Les 14 et 15/11 au Festival International de Marionnettes de Neuchâtel. Du 27 au 29/11 au Théâtre de Sartrouville, CDN des Yvelines. Les 5 et 6/12 au Manège, Scène nationale de Reims. Du 4 au 6/02/20 au NEST, CDN de Thionville-Lorraine. Du 12 au 14/02/20 au TJP – CDN de Strasbourg, Grand Est.

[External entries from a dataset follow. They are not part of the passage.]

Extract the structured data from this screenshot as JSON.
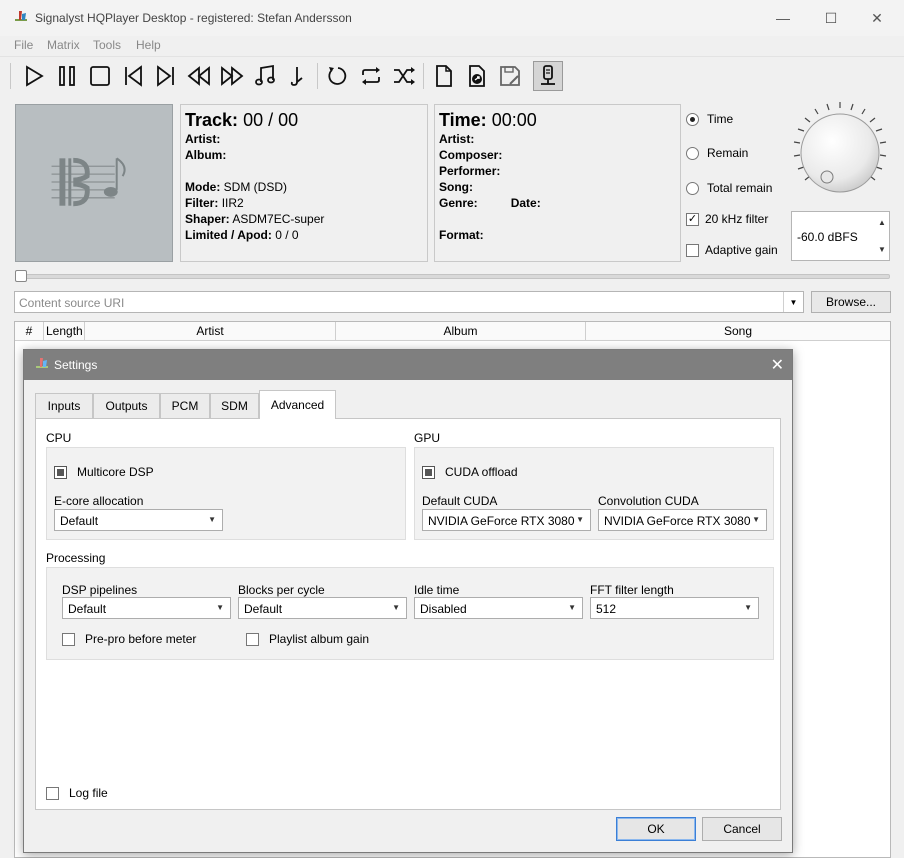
{
  "window": {
    "title": "Signalyst HQPlayer Desktop - registered: Stefan Andersson",
    "controls": {
      "minimize": "—",
      "maximize": "☐",
      "close": "✕"
    }
  },
  "menu": [
    {
      "label": "File"
    },
    {
      "label": "Matrix"
    },
    {
      "label": "Tools"
    },
    {
      "label": "Help"
    }
  ],
  "toolbar_icons": [
    "play-icon",
    "pause-icon",
    "stop-icon",
    "previous-icon",
    "next-icon",
    "rewind-icon",
    "fast-forward-icon",
    "music-note-icon",
    "seek-icon",
    "repeat-one-icon",
    "repeat-icon",
    "shuffle-icon",
    "open-file-icon",
    "open-uri-icon",
    "save-playlist-icon",
    "transport-icon"
  ],
  "track_info": {
    "track_label": "Track:",
    "track_value": "00 / 00",
    "artist_label": "Artist:",
    "album_label": "Album:",
    "mode_label": "Mode:",
    "mode_value": "SDM (DSD)",
    "filter_label": "Filter:",
    "filter_value": "IIR2",
    "shaper_label": "Shaper:",
    "shaper_value": "ASDM7EC-super",
    "limited_label": "Limited / Apod:",
    "limited_value": "0 / 0"
  },
  "time_info": {
    "time_label": "Time:",
    "time_value": "00:00",
    "artist_label": "Artist:",
    "composer_label": "Composer:",
    "performer_label": "Performer:",
    "song_label": "Song:",
    "genre_label": "Genre:",
    "date_label": "Date:",
    "format_label": "Format:"
  },
  "display_mode": {
    "options": [
      "Time",
      "Remain",
      "Total remain"
    ],
    "selected": "Time"
  },
  "checkboxes_main": {
    "khz_filter": {
      "label": "20 kHz filter",
      "checked": true
    },
    "adaptive_gain": {
      "label": "Adaptive gain",
      "checked": false
    }
  },
  "volume": {
    "value": "-60.0 dBFS"
  },
  "uri": {
    "placeholder": "Content source URI"
  },
  "browse_label": "Browse...",
  "playlist_columns": [
    "#",
    "Length",
    "Artist",
    "Album",
    "Song"
  ],
  "settings": {
    "title": "Settings",
    "tabs": [
      "Inputs",
      "Outputs",
      "PCM",
      "SDM",
      "Advanced"
    ],
    "active_tab": "Advanced",
    "cpu": {
      "title": "CPU",
      "multicore_label": "Multicore DSP",
      "ecore_label": "E-core allocation",
      "ecore_value": "Default"
    },
    "gpu": {
      "title": "GPU",
      "cuda_label": "CUDA offload",
      "default_cuda_label": "Default CUDA",
      "default_cuda_value": "NVIDIA GeForce RTX 3080",
      "conv_cuda_label": "Convolution CUDA",
      "conv_cuda_value": "NVIDIA GeForce RTX 3080"
    },
    "processing": {
      "title": "Processing",
      "pipelines_label": "DSP pipelines",
      "pipelines_value": "Default",
      "blocks_label": "Blocks per cycle",
      "blocks_value": "Default",
      "idle_label": "Idle time",
      "idle_value": "Disabled",
      "fft_label": "FFT filter length",
      "fft_value": "512",
      "prepro_label": "Pre-pro before meter",
      "playlist_gain_label": "Playlist album gain"
    },
    "log_file_label": "Log file",
    "ok_label": "OK",
    "cancel_label": "Cancel"
  }
}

Le 4/03/20 au Théâtre Jean Arp – Clamart, scène territoriale pour la marionnette et le théâtre d’objet, en partenariat avec le Festival MARTO. Du 12 au 15/03/20 à La Manufacture des Œillets, CDN d’Ivry.

 

À voir aussi :

 – Seule en scène, aujourd’hui sur le plateau de la Comédie de Béthune (62), auréolée d’un halo de lumière tout aussi oppressant qu’envoûtant, une femme soliloque. Plus qu’un corps, une voix impose sa présence. Obsédante. En quête d’une voie à suivre ou à fuir, celle de la foi et de ces mystiques qui ont marqué de leur empreinte l’histoire des religions… Avec ces questions lancinantes : la religion est-elle cancer du monde ? Les mystiques sont-ils de grands psychotiques ?

Impressionnante Sophie Engel qui se demande Qui croire, se marie corps et âme avec le texte de Guillaume Foix, psalmodie sa quête telle une prière adressée à un hypothétique créateur, fait figure de revenante en proie à de multiples doutes existentiels ! Qui est-elle vraiment, une femme parmi tant d’autres reconnue seulement lorsqu’une société foncièrement patriarcale et aliénante lui confère figure emblématique ou banale usurpatrice, fausse messagère et vrai travesti, à l’image de l’historique Delores Kane prétendue réincarnation de Jésus ? De belle facture, un spectacle hors norme, dérangeant et surprenant. Y.L.

Une autre femme, seule en scène aussi, cette fois au Théâtre du Rond-Point (75) ! Venue conter son Histoire … Qui débute par ce cycliste lui administrant en roulant une violente claque sur les fesses, au point de la faire chuter sur la chaussée ! De cet instant, des passants penchés sur son sort à tous les autres (le pompier, le marchand de tabac, le collègue de bureau, le voisin de palier, le vendeur du supermarché, le médecin, son compagnon et même son père…), aucun homme n’échappera à sa vindicte incendiaire.

Une intarissable litanie sur ces maudits mots dits par ceux-là très fiers de leur « gros paquet » entre les jambes. Un monologue écrit et mis en scène par Pierre Notte, bien avant que plus de la moitié du genre humain soit invitée à balancer son porc !  Dont Muriel Gaudin s’empare avec délectation, faisant défiler la gente masculine au banc des accusés… Le verdict est sans appel, aucune lueur d’espoir pour ces hommes qui refuseraient pourtant de sombrer dans la phallocratie ou la misogynie. D’un humour grinçant, la mise en mots souvent juste d’une dénonciation féminine, pas vraiment la mise en actes d’un combat féministe. Y.L.